In practice, trade credit (TC) is often offered in a contract that stipulates a single interest rather than an interest menu contingent on the loan amount. This paper offers a new explanation for the provision and use of TC by financially resourceful firms by accounting for special the form of TC contract and buyer competition in the supply chain. We solve a dynamic game between a supplier and two buyers who have access to a perfect capital market and compete in a Cournot game in the downstream market. We show that the TC contract incentivizes the buyer to order more than the first-best order quantity. Thus, the buyers use TC for purely strategic purposes: to commit to competing aggressively. The supplier offers TC this way to induce the buyers to over-order and increase demand. Surprisingly, despite its deadweight agency cost, strategic TC may create value for the buyers and the entire supply chain. This finding is opposite to the well-known result that strategic debt always destroys value and make the borrowers worse off. It is made possible by the effect of TC on the supplier-to-buyer interaction that is unique to a supply chain.

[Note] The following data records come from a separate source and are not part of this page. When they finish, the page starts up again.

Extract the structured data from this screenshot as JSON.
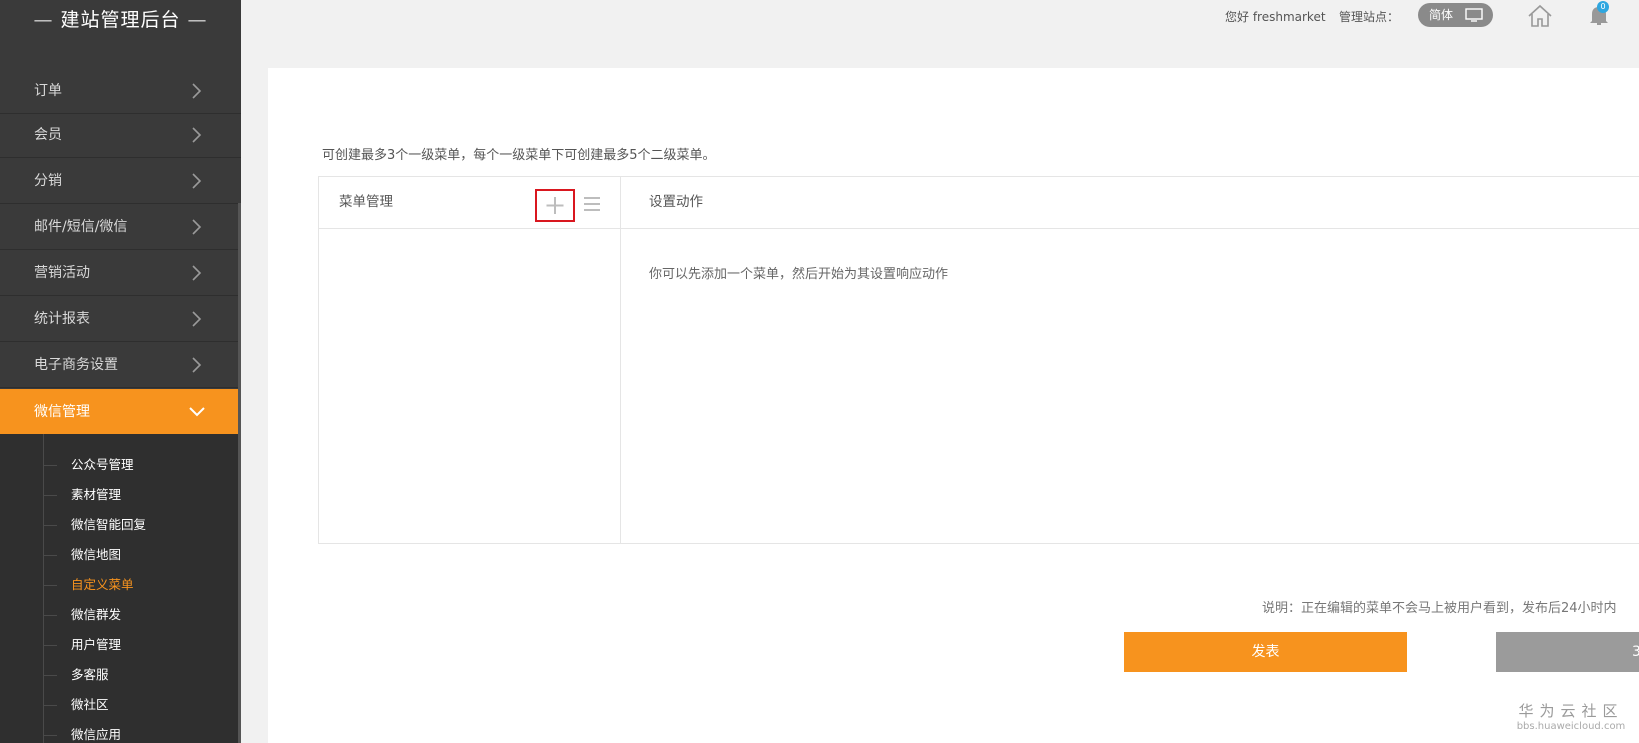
{
  "sidebar": {
    "logo": "建站管理后台",
    "items": [
      {
        "label": "订单"
      },
      {
        "label": "会员"
      },
      {
        "label": "分销"
      },
      {
        "label": "邮件/短信/微信"
      },
      {
        "label": "营销活动"
      },
      {
        "label": "统计报表"
      },
      {
        "label": "电子商务设置"
      },
      {
        "label": "微信管理"
      }
    ],
    "subitems": [
      {
        "label": "公众号管理"
      },
      {
        "label": "素材管理"
      },
      {
        "label": "微信智能回复"
      },
      {
        "label": "微信地图"
      },
      {
        "label": "自定义菜单"
      },
      {
        "label": "微信群发"
      },
      {
        "label": "用户管理"
      },
      {
        "label": "多客服"
      },
      {
        "label": "微社区"
      },
      {
        "label": "微信应用"
      }
    ]
  },
  "topbar": {
    "greeting": "您好 freshmarket",
    "site_label": "管理站点：",
    "lang_toggle": "简体",
    "notification_count": "0"
  },
  "main": {
    "hint": "可创建最多3个一级菜单，每个一级菜单下可创建最多5个二级菜单。",
    "menu_header": "菜单管理",
    "action_header": "设置动作",
    "empty_message": "你可以先添加一个菜单，然后开始为其设置响应动作",
    "note": "说明：正在编辑的菜单不会马上被用户看到，发布后24小时内",
    "publish_label": "发表",
    "second_button_label": "3"
  },
  "watermark": {
    "line1": "华为云社区",
    "line2": "bbs.huaweicloud.com"
  },
  "colors": {
    "accent": "#f7931e",
    "sidebar_bg": "#3a3a3a",
    "highlight_border": "#d9171f",
    "badge": "#2fa7e0"
  }
}
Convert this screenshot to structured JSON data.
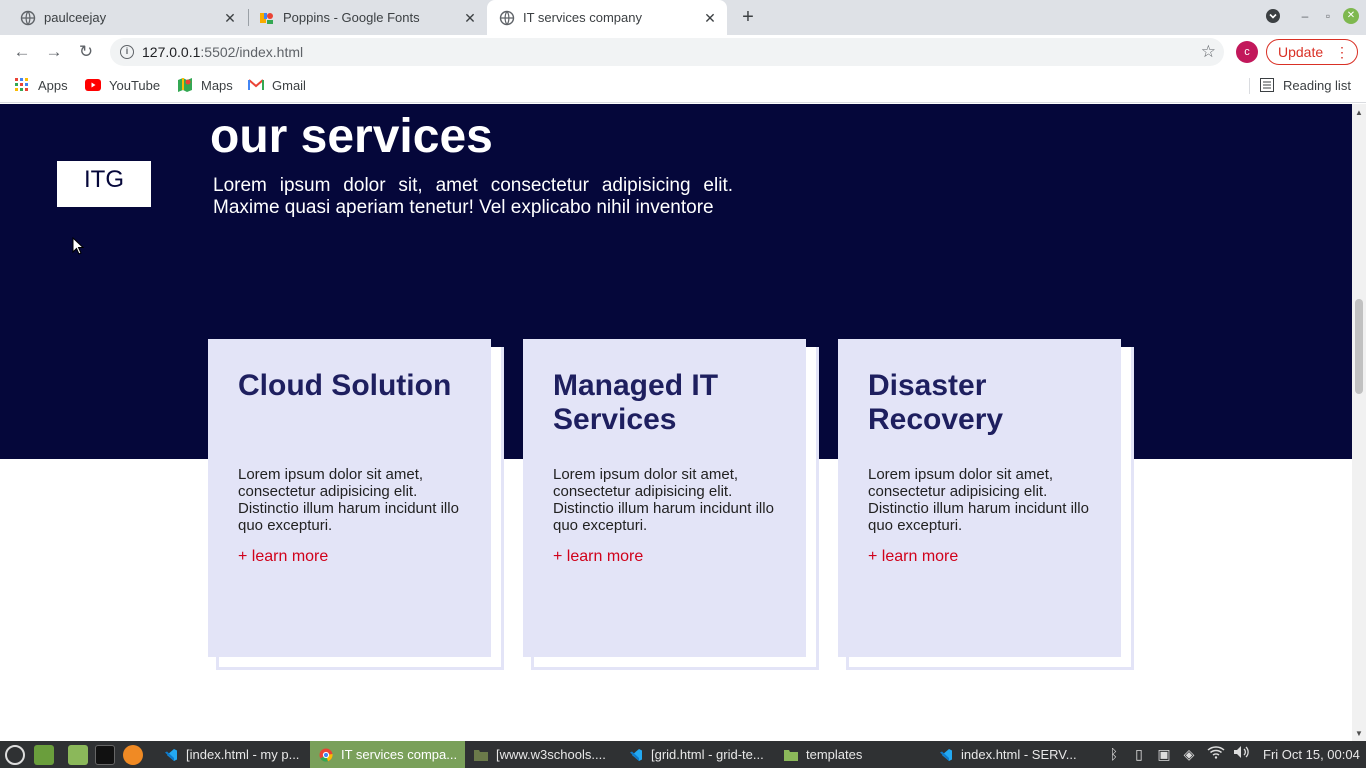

Specifically, strategic TC may allow the buyers to enjoy a lower wholesale price, thus making them better off by reducing the purchasing cost. The over-ordering distortion of TC mitigates the under-ordering problem caused by double marginalization, thus improving the total welfare of the supply chain. Our results imply that the supplier should enhance its production cost reduction effort to take advantage of TC and unlock substantial profit increase. The buyers should also leverage the benefit of TC when improving the consumers' willingness-to-pay (WTP). Their payoffs may be maximized at a moderate consumers' WTP that leads to TC usage.